P

Palma Violets at Sebright Arms

CHARLOTTE COLLINS reviews Palma Violets at Sebright Arms.

“I’m banging my head on the ceiling” is certainly an apt lyric to describe the Sebright Arms, an unassuming backstreet dive that was tonight being heralded as one of Rough Trade’s best independent live music venues. Anyone in search of a quiet Saturday night had come to the wrong place.

Palma Violets weren’t messing around as they launched their relentless set with ‘Rattlesnake Highway’. Long awaited new material came in the form of their second track, ‘On the Beach’, which was met by clamors of approval, not least from the unashamedly underage fan-girls singing along in choreographed fashion. The single is reminiscent of the band’s frequently cited inspiration, The Clash, and if it is anything to go by, it foreshadows what will be a rousing second album.

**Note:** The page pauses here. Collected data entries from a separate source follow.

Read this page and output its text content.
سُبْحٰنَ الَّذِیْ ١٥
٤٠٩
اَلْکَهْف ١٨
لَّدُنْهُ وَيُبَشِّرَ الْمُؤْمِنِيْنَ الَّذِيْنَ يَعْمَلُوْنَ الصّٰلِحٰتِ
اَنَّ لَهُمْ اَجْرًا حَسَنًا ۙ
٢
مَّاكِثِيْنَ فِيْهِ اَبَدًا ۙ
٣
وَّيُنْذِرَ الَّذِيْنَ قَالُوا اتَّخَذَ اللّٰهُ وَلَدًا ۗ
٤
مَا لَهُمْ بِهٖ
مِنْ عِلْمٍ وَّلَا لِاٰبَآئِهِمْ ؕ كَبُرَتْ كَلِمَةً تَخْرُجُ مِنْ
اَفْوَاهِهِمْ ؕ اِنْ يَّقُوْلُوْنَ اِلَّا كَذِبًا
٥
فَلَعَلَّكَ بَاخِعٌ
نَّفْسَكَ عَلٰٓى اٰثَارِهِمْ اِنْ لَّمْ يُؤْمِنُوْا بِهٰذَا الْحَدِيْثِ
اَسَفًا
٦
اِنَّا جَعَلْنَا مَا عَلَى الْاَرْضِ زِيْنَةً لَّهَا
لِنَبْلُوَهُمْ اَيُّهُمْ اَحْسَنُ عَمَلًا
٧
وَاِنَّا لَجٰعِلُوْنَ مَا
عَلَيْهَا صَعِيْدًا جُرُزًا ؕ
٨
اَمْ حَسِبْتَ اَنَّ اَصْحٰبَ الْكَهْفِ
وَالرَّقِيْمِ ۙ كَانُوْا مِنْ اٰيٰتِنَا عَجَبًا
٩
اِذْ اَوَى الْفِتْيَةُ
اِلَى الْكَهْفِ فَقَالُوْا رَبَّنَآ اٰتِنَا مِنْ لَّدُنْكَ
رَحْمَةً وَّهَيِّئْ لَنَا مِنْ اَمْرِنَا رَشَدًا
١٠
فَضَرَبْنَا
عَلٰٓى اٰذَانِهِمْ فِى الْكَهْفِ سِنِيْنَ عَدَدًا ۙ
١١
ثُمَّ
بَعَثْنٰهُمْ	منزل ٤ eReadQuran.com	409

Source: http://diymag.com/archive/class-of-2013-palma-violets
Source: http://diymag.com/archive/class-of-2013-palma-violets

The Lambeth lads catch their breath with the paced down ‘All of the Garden Birds’, sending a ripple of swaying and stranger hugging into the crowd on the lyric, “all you need is love”. The head banging brought on by the sweaty riffs and pregnant pauses of ‘Tom the Drum’, however, soon breaks this up. Whilst Palma Violets delivered nothing less than expected of their performance, there was an air of urgency as they sped through selected tracks from their debut album 180 as well as un-introduced new singles. Whilst their formula continues to prove popular with their die-hard fans, the band runs the risk of becoming repetitive as their lack of interaction with the crowd and the subsequent amalgam of noise leave no single moment of the night particularly memorable.

Most disappointing of all was that the same front-row fans that had been so willing to storm the stage and risk a bloody nose in the mosh-pit for their idols soon became bored after the band exited the stage. Thereafter the crowd quickly dispersed, tranquility befell the basement once again and it was obvious that the band had been dissuaded from returning for an encore. One got the sense that the night ended prematurely and could have been so much more, if only the crowd had kept their feet stuck to the dance floor just that one bit longer.